São Paulo adere à NFS-e nacional para simplificar emissão
A capital paulista integra sua base de dados ao sistema unificado, facilitando a fiscalização e a futura cobrança de impostos do IVA.
- Publicado: 03/06/2026 16:02
- Alterado: 03/06/2026 16:03
- Autor: Thiago Antunes
- Fonte: serpro
A cidade de São Paulo passou a integrar o sistema da NFS-e nacional. A mudança, iniciada em 22 de dezembro, compartilha os dados das notas fiscais paulistanas com o Ambiente Nacional de Dados (ADN). O objetivo é padronizar documentos no Brasil e preparar o terreno para a Reforma Tributária.
A cidade mantém seu próprio emissor local em funcionamento. A diferença reside na transmissão direta dessas informações para a base federal.

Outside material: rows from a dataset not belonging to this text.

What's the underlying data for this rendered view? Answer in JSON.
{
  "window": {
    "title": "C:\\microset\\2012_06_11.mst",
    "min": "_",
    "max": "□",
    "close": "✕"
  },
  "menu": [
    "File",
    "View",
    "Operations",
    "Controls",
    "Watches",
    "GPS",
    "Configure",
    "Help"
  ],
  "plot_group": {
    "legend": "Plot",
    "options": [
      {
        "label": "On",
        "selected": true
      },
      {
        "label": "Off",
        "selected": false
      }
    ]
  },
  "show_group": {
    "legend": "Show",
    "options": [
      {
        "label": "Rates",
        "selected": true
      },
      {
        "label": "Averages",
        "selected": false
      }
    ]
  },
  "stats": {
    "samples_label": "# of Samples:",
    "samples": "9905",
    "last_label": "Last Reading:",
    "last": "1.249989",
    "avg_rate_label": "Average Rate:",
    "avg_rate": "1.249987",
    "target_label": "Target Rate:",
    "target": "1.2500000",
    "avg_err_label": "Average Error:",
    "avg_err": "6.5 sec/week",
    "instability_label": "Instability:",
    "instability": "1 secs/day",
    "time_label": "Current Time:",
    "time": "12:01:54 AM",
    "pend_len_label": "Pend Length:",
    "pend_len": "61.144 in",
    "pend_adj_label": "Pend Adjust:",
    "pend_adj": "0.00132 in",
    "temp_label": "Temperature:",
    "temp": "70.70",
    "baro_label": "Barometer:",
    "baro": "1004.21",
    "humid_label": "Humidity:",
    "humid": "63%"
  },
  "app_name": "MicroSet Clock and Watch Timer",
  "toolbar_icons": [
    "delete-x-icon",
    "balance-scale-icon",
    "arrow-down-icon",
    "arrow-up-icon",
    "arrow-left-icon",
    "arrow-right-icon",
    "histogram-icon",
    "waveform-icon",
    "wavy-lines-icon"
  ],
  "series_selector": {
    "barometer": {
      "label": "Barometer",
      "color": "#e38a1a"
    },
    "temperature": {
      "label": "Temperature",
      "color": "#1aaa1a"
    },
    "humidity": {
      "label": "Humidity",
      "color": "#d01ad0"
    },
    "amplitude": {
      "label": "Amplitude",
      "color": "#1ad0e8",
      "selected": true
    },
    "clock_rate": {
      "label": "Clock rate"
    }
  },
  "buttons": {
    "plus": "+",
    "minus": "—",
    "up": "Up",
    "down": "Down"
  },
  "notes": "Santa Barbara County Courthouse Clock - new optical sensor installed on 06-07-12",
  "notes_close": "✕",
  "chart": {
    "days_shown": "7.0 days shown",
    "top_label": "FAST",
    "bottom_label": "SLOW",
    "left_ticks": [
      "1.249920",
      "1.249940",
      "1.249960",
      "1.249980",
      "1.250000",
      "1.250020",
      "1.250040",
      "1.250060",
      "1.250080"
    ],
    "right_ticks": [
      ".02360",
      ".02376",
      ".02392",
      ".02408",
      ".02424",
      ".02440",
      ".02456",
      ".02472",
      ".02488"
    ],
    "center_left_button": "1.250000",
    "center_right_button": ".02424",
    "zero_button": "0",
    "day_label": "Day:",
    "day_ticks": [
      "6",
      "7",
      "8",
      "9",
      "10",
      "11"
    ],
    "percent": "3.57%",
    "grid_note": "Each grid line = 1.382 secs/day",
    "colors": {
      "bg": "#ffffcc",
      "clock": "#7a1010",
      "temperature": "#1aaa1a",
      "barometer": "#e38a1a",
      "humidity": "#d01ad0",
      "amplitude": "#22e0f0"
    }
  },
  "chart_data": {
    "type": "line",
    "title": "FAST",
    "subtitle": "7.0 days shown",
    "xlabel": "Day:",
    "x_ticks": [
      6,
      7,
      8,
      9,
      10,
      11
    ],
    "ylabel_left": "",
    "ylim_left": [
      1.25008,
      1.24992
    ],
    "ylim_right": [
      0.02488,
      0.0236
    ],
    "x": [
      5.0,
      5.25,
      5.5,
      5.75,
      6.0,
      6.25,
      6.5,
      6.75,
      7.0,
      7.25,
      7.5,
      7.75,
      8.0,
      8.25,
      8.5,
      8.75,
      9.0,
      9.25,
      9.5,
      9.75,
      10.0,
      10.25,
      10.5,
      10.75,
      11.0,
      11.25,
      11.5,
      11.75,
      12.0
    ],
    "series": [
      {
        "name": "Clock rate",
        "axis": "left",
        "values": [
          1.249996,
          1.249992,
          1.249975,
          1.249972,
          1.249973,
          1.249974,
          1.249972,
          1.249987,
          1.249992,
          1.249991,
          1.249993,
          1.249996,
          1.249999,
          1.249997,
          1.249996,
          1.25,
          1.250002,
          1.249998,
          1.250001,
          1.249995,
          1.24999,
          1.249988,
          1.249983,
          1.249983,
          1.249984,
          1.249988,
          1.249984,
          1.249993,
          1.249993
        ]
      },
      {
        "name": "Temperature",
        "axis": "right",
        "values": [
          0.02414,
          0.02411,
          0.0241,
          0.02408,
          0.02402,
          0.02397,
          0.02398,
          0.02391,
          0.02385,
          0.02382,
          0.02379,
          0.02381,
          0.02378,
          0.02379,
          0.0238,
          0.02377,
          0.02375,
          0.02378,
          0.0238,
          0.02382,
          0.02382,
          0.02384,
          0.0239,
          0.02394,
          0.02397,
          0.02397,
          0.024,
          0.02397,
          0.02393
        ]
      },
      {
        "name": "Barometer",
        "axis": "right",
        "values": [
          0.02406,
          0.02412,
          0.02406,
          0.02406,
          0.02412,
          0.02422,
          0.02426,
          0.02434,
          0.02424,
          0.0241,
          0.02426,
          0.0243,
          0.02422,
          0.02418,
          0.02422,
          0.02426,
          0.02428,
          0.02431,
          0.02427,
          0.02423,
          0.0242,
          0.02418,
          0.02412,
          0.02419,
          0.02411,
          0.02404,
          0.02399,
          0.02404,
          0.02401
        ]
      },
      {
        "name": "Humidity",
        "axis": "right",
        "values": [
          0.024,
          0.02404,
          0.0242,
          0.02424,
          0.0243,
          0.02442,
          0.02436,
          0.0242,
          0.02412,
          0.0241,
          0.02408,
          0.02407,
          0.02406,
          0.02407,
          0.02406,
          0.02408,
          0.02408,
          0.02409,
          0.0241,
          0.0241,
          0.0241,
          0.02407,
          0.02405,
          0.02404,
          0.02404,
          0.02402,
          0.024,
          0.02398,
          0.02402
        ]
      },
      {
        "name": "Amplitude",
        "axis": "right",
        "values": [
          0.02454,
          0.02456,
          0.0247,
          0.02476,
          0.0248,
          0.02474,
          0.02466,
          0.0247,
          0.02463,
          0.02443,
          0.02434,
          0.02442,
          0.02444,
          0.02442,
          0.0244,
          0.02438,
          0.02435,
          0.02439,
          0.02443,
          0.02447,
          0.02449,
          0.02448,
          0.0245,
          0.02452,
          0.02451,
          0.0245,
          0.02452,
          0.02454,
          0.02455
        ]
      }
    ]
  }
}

A estratégia permite a comunicação ágil entre as administrações tributárias de todo o país, reduzindo falhas e fragmentações de regras.
Como a NFS-e nacional transforma a arrecadação
A estruturação da NFS-e nacional ocorreu por meio do Serpro, sob a coordenação da Receita Federal. O ambiente unificado já processava cerca de 30 milhões de notas mensais em capitais como Belo Horizonte, Porto Alegre e Curitiba. Com a entrada do município paulista, o volume cresceu em 2,5 milhões de registros adicionais por dia útil.
“A geração é feita automaticamente, por meio de serviço informatizado disponibilizado aos contribuintes. Para que o documento seja emitido, os dados precisam ser informados, analisados, processados e validados”, explicou Ariadne Fonseca, diretora de Negócios Econômico-Fazendários do Serpro.
A integração cria uma base única de inteligência fiscal. “Essa centralização traz mais transparência para todos os envolvidos, pois permite a apuração e a fiscalização com dados integrados, eliminando possíveis descontinuidades em sistemas locais”, ressaltou a diretora.
Benefícios diretos para as empresas
O padrão da NFS-e nacional elimina a necessidade de empresas operarem dezenas de portais municipais diferentes. Softwares de gestão passam a utilizar um layout único de arquivo, diminuindo custos operacionais e erros de digitação. Microempreendedores individuais (MEIs) acessam um emissor governamental gratuito, disponível até por aplicativos de celular.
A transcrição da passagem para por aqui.